Dangote Petroleum Refinery has filed a fresh lawsuit against the Federal Government over fuel import licences issued to petroleum marketers, escalating tensions in Nigeria’s downstream oil sector as domestic refining capacity expands.
The suit, filed at the Federal High Court in Lagos, seeks to overturn import permits issued or renewed by the Nigerian Midstream and Downstream Petroleum Regulatory Authority, NMDPRA, for the importation of Premium Motor Spirit, also known as petrol. Court documents cited by Reuters show that the refinery is challenging licences granted to marketers and the Nigerian National Petroleum Company Limited, arguing that the approvals breach an earlier order to maintain the status quo.
The latest case follows the issuance of fresh import licences to major petroleum marketers despite an earlier regulatory pause on new petrol import permits. Industry reports said the approvals covered between 600,000 and 720,000 metric tonnes of petrol and involved companies including NIPCO, AA Rano, Matrix Energy, Shafa Energy, Pinnacle Oil and Gas, and Bono Energy.
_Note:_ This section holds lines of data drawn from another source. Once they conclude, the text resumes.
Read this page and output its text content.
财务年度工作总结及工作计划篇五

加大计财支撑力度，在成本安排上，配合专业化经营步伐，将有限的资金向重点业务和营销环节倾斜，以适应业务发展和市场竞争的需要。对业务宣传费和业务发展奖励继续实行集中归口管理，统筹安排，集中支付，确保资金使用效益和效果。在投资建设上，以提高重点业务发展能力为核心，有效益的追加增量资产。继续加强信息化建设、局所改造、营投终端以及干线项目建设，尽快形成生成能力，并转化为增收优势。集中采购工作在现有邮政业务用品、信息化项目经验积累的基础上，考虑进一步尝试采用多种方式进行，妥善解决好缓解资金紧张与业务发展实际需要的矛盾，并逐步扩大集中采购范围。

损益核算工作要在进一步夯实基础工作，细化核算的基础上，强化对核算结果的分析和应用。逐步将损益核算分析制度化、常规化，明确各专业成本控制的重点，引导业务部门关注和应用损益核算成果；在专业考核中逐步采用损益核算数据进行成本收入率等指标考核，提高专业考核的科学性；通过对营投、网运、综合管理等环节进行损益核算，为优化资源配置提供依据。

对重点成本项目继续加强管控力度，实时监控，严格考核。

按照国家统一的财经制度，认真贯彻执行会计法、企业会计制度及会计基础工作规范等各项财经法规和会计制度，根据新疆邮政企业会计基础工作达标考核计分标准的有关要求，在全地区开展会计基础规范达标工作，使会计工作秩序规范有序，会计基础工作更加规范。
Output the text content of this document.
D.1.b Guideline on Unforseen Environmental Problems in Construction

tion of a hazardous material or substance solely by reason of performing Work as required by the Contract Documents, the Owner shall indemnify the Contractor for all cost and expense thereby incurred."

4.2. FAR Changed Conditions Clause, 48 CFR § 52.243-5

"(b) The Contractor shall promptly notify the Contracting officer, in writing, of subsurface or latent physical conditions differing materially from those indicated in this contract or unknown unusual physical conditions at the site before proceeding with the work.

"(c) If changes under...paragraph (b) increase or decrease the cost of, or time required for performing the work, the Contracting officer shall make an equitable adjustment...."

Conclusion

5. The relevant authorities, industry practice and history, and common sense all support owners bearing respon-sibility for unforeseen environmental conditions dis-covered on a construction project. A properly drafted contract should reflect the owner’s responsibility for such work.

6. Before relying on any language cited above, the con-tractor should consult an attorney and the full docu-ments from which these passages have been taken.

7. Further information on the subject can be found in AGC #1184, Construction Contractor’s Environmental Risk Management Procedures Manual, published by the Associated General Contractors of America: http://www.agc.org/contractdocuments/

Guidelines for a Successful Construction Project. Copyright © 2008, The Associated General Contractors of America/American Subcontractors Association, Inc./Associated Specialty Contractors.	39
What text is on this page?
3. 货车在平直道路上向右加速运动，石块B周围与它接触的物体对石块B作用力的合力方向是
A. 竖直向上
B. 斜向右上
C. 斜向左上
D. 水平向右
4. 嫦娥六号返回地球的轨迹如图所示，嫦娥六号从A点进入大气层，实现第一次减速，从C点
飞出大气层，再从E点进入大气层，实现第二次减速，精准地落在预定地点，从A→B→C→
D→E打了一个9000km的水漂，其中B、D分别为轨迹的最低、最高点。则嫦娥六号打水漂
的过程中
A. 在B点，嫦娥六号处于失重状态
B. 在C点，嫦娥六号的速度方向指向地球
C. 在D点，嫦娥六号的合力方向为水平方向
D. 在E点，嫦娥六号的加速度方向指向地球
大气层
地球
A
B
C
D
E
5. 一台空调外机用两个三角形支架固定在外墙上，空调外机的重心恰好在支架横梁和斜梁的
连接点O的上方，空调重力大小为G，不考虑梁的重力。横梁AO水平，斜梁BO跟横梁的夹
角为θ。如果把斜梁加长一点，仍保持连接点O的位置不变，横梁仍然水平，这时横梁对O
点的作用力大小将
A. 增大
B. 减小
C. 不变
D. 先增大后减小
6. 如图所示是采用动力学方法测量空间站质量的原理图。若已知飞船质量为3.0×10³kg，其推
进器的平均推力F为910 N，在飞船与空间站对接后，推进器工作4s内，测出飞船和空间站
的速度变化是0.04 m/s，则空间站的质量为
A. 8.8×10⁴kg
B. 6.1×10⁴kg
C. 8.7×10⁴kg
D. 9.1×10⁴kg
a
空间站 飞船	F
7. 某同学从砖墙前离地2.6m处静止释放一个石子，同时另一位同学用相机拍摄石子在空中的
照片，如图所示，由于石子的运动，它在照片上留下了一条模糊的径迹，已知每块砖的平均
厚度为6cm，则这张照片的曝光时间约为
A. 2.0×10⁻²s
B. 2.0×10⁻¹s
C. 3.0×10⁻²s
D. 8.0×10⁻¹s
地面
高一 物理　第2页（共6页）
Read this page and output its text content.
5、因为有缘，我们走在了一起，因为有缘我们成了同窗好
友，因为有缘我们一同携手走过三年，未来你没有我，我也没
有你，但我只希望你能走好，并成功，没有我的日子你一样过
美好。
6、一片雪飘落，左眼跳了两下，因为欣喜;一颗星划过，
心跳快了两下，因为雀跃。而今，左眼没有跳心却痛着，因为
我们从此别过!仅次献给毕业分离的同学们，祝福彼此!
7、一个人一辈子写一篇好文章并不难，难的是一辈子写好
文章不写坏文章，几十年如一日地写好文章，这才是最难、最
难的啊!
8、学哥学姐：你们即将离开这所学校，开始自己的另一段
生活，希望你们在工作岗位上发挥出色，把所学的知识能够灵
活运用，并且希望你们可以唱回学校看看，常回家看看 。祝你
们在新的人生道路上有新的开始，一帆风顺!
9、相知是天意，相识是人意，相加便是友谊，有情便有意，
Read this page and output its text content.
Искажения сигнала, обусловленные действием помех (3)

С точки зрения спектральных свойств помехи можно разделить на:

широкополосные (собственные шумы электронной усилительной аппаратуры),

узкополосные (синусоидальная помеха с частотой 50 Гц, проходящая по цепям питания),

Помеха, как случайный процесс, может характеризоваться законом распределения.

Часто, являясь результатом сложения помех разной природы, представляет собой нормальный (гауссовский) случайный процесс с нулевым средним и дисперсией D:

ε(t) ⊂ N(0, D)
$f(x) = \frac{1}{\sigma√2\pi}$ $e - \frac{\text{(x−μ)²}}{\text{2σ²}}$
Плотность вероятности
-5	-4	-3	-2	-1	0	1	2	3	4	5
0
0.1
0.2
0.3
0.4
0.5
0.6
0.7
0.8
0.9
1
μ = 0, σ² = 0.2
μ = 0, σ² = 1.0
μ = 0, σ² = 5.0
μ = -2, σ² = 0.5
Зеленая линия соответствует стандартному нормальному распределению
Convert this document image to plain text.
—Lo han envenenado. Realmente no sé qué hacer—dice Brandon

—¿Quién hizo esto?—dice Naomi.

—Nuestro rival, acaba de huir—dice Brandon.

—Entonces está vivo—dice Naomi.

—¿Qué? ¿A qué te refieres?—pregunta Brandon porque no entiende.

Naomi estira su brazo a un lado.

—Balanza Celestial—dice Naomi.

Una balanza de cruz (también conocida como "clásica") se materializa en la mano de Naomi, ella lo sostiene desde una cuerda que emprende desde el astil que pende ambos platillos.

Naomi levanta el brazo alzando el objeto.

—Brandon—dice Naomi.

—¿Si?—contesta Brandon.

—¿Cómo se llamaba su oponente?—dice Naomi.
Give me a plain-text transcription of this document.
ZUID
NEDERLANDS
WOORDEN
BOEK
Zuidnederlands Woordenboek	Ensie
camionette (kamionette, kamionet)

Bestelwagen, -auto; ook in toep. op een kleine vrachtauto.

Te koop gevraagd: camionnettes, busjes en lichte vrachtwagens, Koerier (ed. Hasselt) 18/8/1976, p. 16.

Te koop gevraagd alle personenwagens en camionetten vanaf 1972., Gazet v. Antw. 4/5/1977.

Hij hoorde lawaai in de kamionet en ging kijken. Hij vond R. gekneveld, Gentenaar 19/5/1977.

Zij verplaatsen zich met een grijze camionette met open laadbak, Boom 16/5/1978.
Dangote Refinery argues that continued fuel importation violates the Petroleum Industry Act, which permits imports only when local production is insufficient. The company maintains that new import approvals undermine domestic refining, discourage investment and risk returning Nigeria to dependence on foreign fuel supplies.
The dispute comes after official data showed a sharp reduction in petrol imports earlier this year. Reuters reported in March that NMDPRA issued no petrol import licences in February, while domestic supply from local refineries rose, signalling a policy shift toward prioritising local output.
NMDPRA data also indicated that Dangote Refinery had become the dominant petrol supplier, with reports saying it supplied more than 90 percent of Nigeria’s daily petrol consumption. The refinery had earlier said it was ready to deliver 1.5 billion litres of petrol monthly, with output expected to rise further in 2026.
The import licence dispute has divided stakeholders. Supporters of the licences argue that imports preserve competition, prevent supply shortages and protect consumers from monopoly pricing. Critics say unrestricted importation could weaken local refineries, drain foreign exchange and undermine Nigeria’s energy-security goals.
Aliko Dangote has repeatedly accused entrenched fuel import interests of trying to frustrate the refinery. In a recent interview, he said Nigeria had spent decades exporting crude and importing refined products, while subsidy-era traders, shippers and importers profited from a system that produced long fuel queues despite the country’s oil wealth.
The case has been adjourned to June 25 for preliminary issues, according to local reports. Its outcome could shape the future of fuel importation, domestic refining policy and competition in Nigeria’s deregulated petroleum market.